Colombia calls on Ecuador to help fight rebels

BOGOTA, Colombia, July 1 (Reuters) - Colombian President Alvaro Uribe accused Ecuador on Friday of not doing enough to help fight Marxist rebels on the border, ratcheting up diplomatic tensions between both countries.

The guerrillas attacked an army post bordering Ecuador, killing 22 Colombian soldiers on Saturday.

Officials in the province of Putumayo, where the battle took place, said the rebels attacked from the Ecuadorean side of the border.

Ecuador's left-leaning government, installed in April after former President Lucio Gutierrez was toppled, has declared itself neutral in Colombia struggle against a 41-year-old Marxist insurgency.

Uribe said on Friday Ecuador should do more to support his effort at smashing the rebels.

"You cannot be neutral when terrorists are attacking a democratic state," Uribe, who is the United States' closest ally in South America, told local radio.

Former President Gutierrez was seen by Colombia as an ally against the guerrillas.
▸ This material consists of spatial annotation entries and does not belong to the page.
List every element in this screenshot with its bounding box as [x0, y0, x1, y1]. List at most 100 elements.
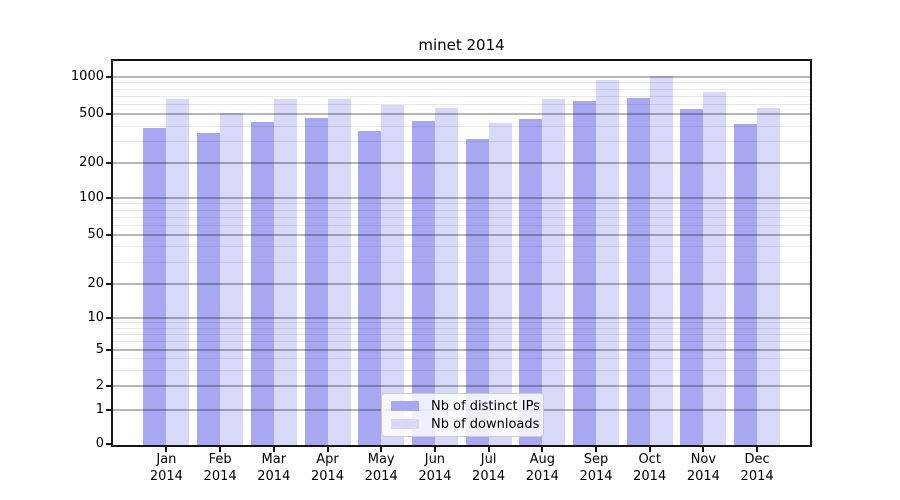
- x-tick-mark: [702, 447, 705, 452]
- bar-downloads-sep: [596, 80, 619, 445]
- gridline-minor: [113, 369, 810, 371]
- x-tick-label-month: Apr: [316, 452, 339, 467]
- gridline-major: [113, 113, 810, 116]
- x-tick-label-month: Mar: [261, 452, 287, 467]
- gridline-minor: [113, 104, 810, 106]
- bar-distinct-ips-oct: [626, 97, 650, 445]
- x-tick-label-aug: Aug 2014: [511, 451, 573, 485]
- x-tick-label-month: Dec: [744, 452, 770, 467]
- bar-distinct-ips-jul: [465, 139, 489, 445]
- gridline-minor: [113, 95, 810, 97]
- x-tick-label-dec: Dec 2014: [726, 451, 788, 485]
- y-tick-label-0: 0: [95, 436, 104, 452]
- plot-area: [111, 59, 812, 447]
- x-tick-label-year: 2014: [310, 469, 345, 484]
- x-tick-label-year: 2014: [740, 469, 774, 484]
- x-tick-mark: [756, 447, 759, 452]
- legend-label-downloads: Nb of downloads: [431, 416, 540, 432]
- x-tick-label-year: 2014: [364, 469, 398, 484]
- gridline-major: [113, 349, 810, 351]
- y-tick-mark: [106, 316, 111, 319]
- x-tick-label-month: Nov: [690, 452, 717, 467]
- gridline-minor: [113, 224, 810, 226]
- bar-downloads-feb: [220, 112, 244, 445]
- bar-distinct-ips-feb: [197, 133, 221, 445]
- x-tick-label-month: Aug: [529, 452, 555, 467]
- x-tick-mark: [165, 447, 168, 452]
- y-tick-label-1000: 1000: [70, 69, 104, 85]
- y-tick-mark: [106, 113, 111, 116]
- x-tick-label-oct: Oct 2014: [619, 451, 681, 485]
- x-tick-label-year: 2014: [418, 469, 452, 484]
- x-tick-label-month: Jul: [480, 452, 497, 467]
- legend-item-downloads: Nb of downloads: [391, 417, 539, 432]
- x-tick-label-year: 2014: [203, 469, 237, 484]
- bar-distinct-ips-dec: [734, 123, 758, 445]
- bar-downloads-nov: [703, 92, 727, 445]
- y-tick-mark: [106, 408, 111, 411]
- gridline-major: [113, 385, 810, 388]
- x-tick-label-year: 2014: [149, 469, 183, 484]
- x-tick-label-month: Jan: [156, 452, 177, 467]
- y-tick-label-200: 200: [79, 155, 104, 171]
- bar-downloads-mar: [273, 99, 297, 445]
- y-tick-mark: [106, 443, 111, 446]
- x-tick-label-nov: Nov 2014: [672, 451, 734, 485]
- bar-distinct-ips-mar: [250, 121, 274, 445]
- gridline-minor: [113, 125, 810, 127]
- x-tick-label-month: Jun: [424, 452, 446, 467]
- legend-swatch-distinct-ips-icon: [391, 401, 419, 411]
- gridline-minor: [113, 358, 810, 360]
- legend-item-distinct-ips: Nb of distinct IPs: [391, 399, 540, 414]
- bar-distinct-ips-aug: [519, 118, 543, 445]
- x-tick-label-apr: Apr 2014: [297, 451, 359, 485]
- y-tick-label-1: 1: [95, 401, 104, 417]
- x-tick-label-month: May: [367, 452, 395, 467]
- x-tick-label-year: 2014: [472, 469, 506, 484]
- y-tick-mark: [106, 349, 111, 351]
- gridline-minor: [113, 88, 810, 90]
- gridline-minor: [113, 322, 810, 324]
- legend-swatch-downloads-icon: [391, 419, 419, 429]
- bar-distinct-ips-jan: [143, 128, 167, 445]
- gridline-major: [113, 162, 810, 165]
- y-tick-label-2: 2: [95, 378, 104, 394]
- bar-distinct-ips-may: [358, 131, 382, 445]
- x-tick-label-jul: Jul 2014: [458, 451, 520, 485]
- x-tick-label-month: Feb: [208, 452, 232, 467]
- gridline-minor: [113, 246, 810, 248]
- y-tick-label-5: 5: [95, 342, 104, 357]
- gridline-minor: [113, 141, 810, 143]
- bar-downloads-may: [381, 104, 405, 445]
- bar-downloads-apr: [327, 98, 351, 445]
- x-tick-label-sep: Sep 2014: [565, 451, 627, 485]
- y-tick-mark: [106, 162, 111, 165]
- x-tick-mark: [487, 447, 490, 452]
- bar-downloads-dec: [757, 107, 781, 445]
- y-tick-mark: [106, 234, 111, 236]
- gridline-minor: [113, 261, 810, 263]
- y-tick-label-100: 100: [79, 190, 104, 206]
- x-tick-label-feb: Feb 2014: [189, 451, 251, 485]
- x-tick-mark: [595, 447, 597, 452]
- bar-downloads-aug: [542, 98, 566, 445]
- bar-downloads-jul: [488, 123, 512, 445]
- y-tick-mark: [106, 197, 111, 200]
- x-tick-label-jun: Jun 2014: [404, 451, 466, 485]
- bar-downloads-jan: [166, 99, 190, 445]
- y-tick-label-50: 50: [87, 227, 104, 242]
- bar-distinct-ips-sep: [573, 101, 596, 445]
- y-tick-mark: [106, 385, 111, 388]
- gridline-minor: [113, 333, 810, 335]
- y-tick-label-20: 20: [87, 275, 104, 291]
- x-tick-mark: [326, 447, 329, 452]
- y-tick-label-500: 500: [79, 106, 104, 122]
- x-tick-label-year: 2014: [633, 469, 667, 484]
- x-tick-mark: [433, 447, 436, 452]
- chart-title: minet 2014: [418, 36, 505, 54]
- gridline-minor: [113, 203, 810, 205]
- gridline-minor: [113, 216, 810, 218]
- bar-distinct-ips-nov: [680, 109, 704, 445]
- legend-label-distinct-ips: Nb of distinct IPs: [431, 398, 540, 414]
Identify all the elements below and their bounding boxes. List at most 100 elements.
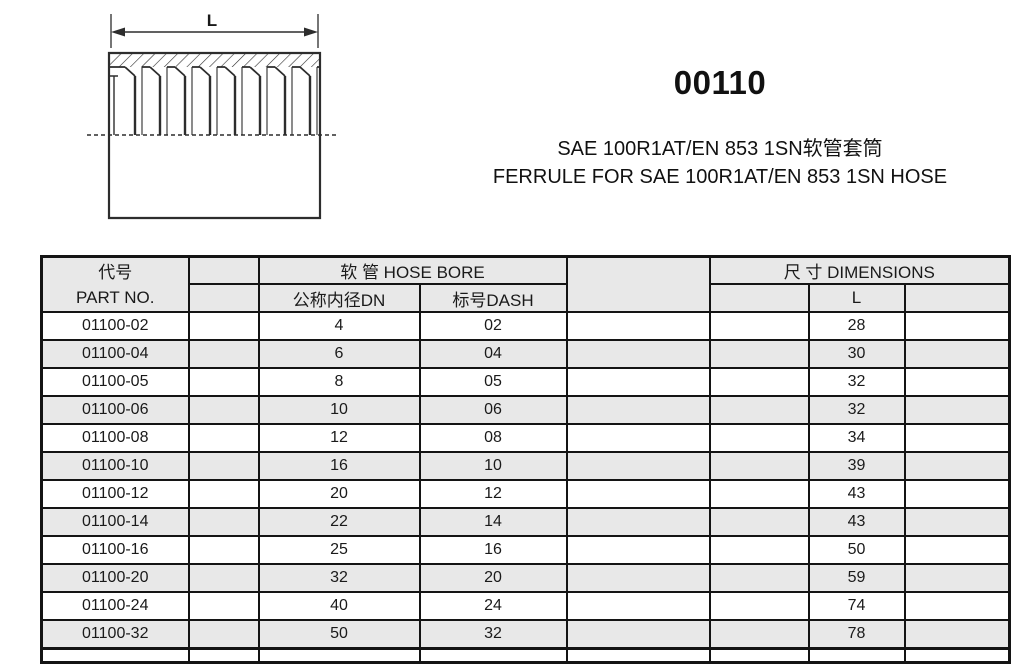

Gutierrez captured Colombian rebel leader Simon Trinidad in capital city Quito last year and was popular in Bogota for reinforcing border patrols against the rebels.

But Ecuador's new government has angered Bogota by taking a more neutral stance.

"We are not going to get involved in the problem," Foreign Minister Antonio Parra said on Friday. "We are going to limit ourselves to defending our own sovereignty and we ask Colombia to do the same on its side of the border."